Bartók: Suite de Danses Sz. 77, Deux Portraits Sz. 37, Danses Populaires roumaines Sz. 68 (1964) (à rééditer). Ces sessions consacrées à Bartók, l’un des amis du chef suisse, sont passionnantes, notamment pour le traitement très imaginatif de la couleur orchestrale et la variété des atmosphères (merveilleuses Danses Populaires Roumaines!). Le chef convainc moins dans le Concerto pour orchestre (BBCLegends, live avec le Philharmonia, ou Decca studio avec l’OSR).
Beethoven: Ouverture « Coriolan », Symphonie n° 5 (1958), Symphonie n° 6 (1959), Symphonie n° 2, 3 & 7 (1960). Ces extraits de la remarquable intégrale des Symphonies et autres oeuvres orchestrales (à rééditer) qu’Ernest Ansermet a gravée entre 1958 et 1963 sont pour nous les plus passionnants. La Troisième, subtilement équilibrée, tendue comme un arc, novatrice dans le traitement de la couleur orchestrale, est inoubliable.
Berlioz: Nuits d’été (Crespin, 1963), Symphonie fantastique, Le Corsaire (1967). Un Berlioz vigoureux, inventif, et d’une tendresse ineffable. La version des Nuits d’été est légendaire depuis sa parution et risque de le rester pendant encore quelques siècles.
Bizet: Jeux d’enfants, La Jolie Fille de Perth-suite (1960). Naturel, fraîcheur, charme indélébiles.
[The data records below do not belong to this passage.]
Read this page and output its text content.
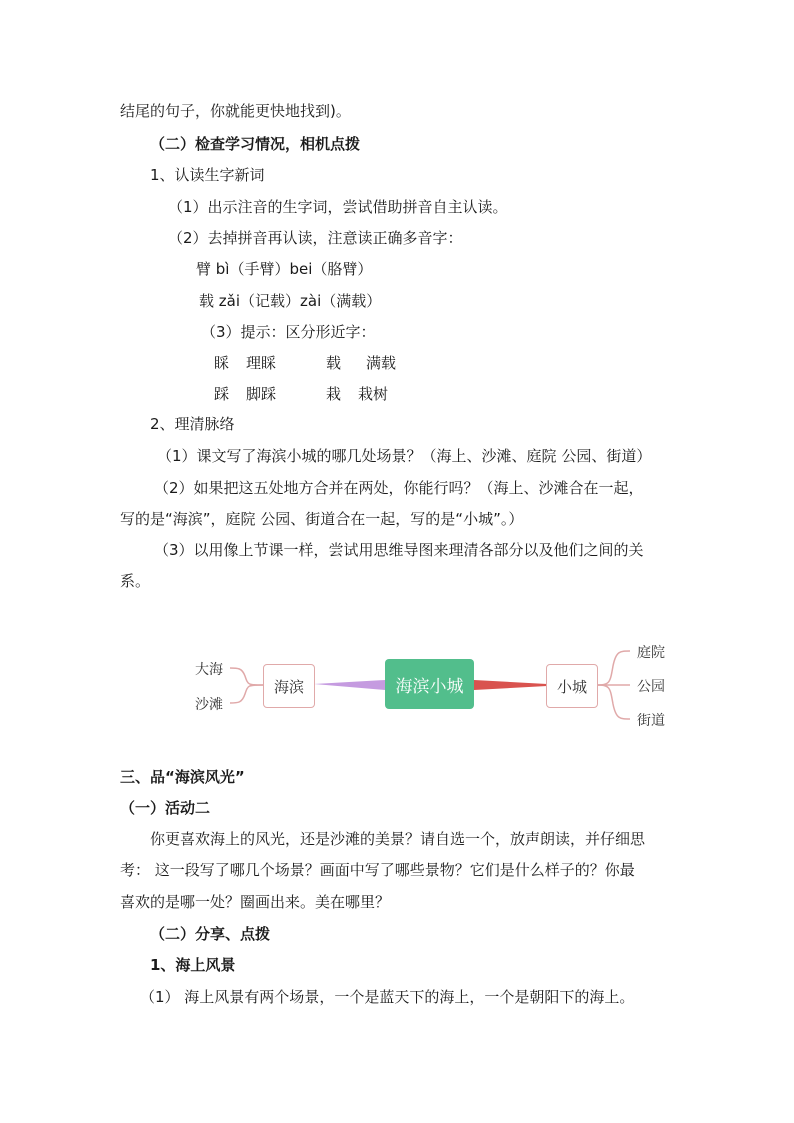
结尾的句子，你就能更快地找到)。
（二）检查学习情况，相机点拨
1、认读生字新词
（1）出示注音的生字词，尝试借助拼音自主认读。
（2）去掉拼音再认读，注意读正确多音字：
臂 bì（手臂）bei（胳臂）
载 zǎi（记载）zài（满载）
（3）提示：区分形近字：
睬 理睬	载 满载
踩 脚踩	栽 栽树
2、理清脉络
（1）课文写了海滨小城的哪几处场景？（海上、沙滩、庭院 公园、街道）
（2）如果把这五处地方合并在两处，你能行吗？（海上、沙滩合在一起，
写的是“海滨”，庭院 公园、街道合在一起，写的是“小城”。）
（3）以用像上节课一样，尝试用思维导图来理清各部分以及他们之间的关
系。
大海
沙滩
海滨	海滨小城	小城
庭院
公园
街道
三、品“海滨风光”
（一）活动二
你更喜欢海上的风光，还是沙滩的美景？请自选一个，放声朗读，并仔细思
考： 这一段写了哪几个场景？画面中写了哪些景物？它们是什么样子的？你最
喜欢的是哪一处？圈画出来。美在哪里？
（二）分享、点拨
1、海上风景
（1） 海上风景有两个场景，一个是蓝天下的海上，一个是朝阳下的海上。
Brahms: Symphonie n° 3 – Orchestre Symphonique de la Radio Bavaroise – 1966 – Orfeo. Ce live, postérieur de trois ans à l’intégrale des Symphonies de Brahms avec l’OSR (à rééditer), témoigne des affinités du chef avec l’univers du compositeur germanique : respiration ample alliée à une grande fermeté rythmique, continuité incroyable de la ligne mélodique, parfaite lisibilité de la polyphonie, etc. Une vision d’une richesse d’expression par ailleurs extraordinaire, oscillant entre nostalgie et résignation, nonchalance et combativité. L’Andante, lumineux, ardent, presque hédoniste, contredit avec plaisir l’image de chef froid que conserve encore Ansermet. Une merveille et un témoignage essentiel.
Chabrier: España, Joyeuse marche*, Danse slave* et Fête polonaise (Le Roi malgré lui), Suite pastorale (1964). L’une des plus belles versions d’España.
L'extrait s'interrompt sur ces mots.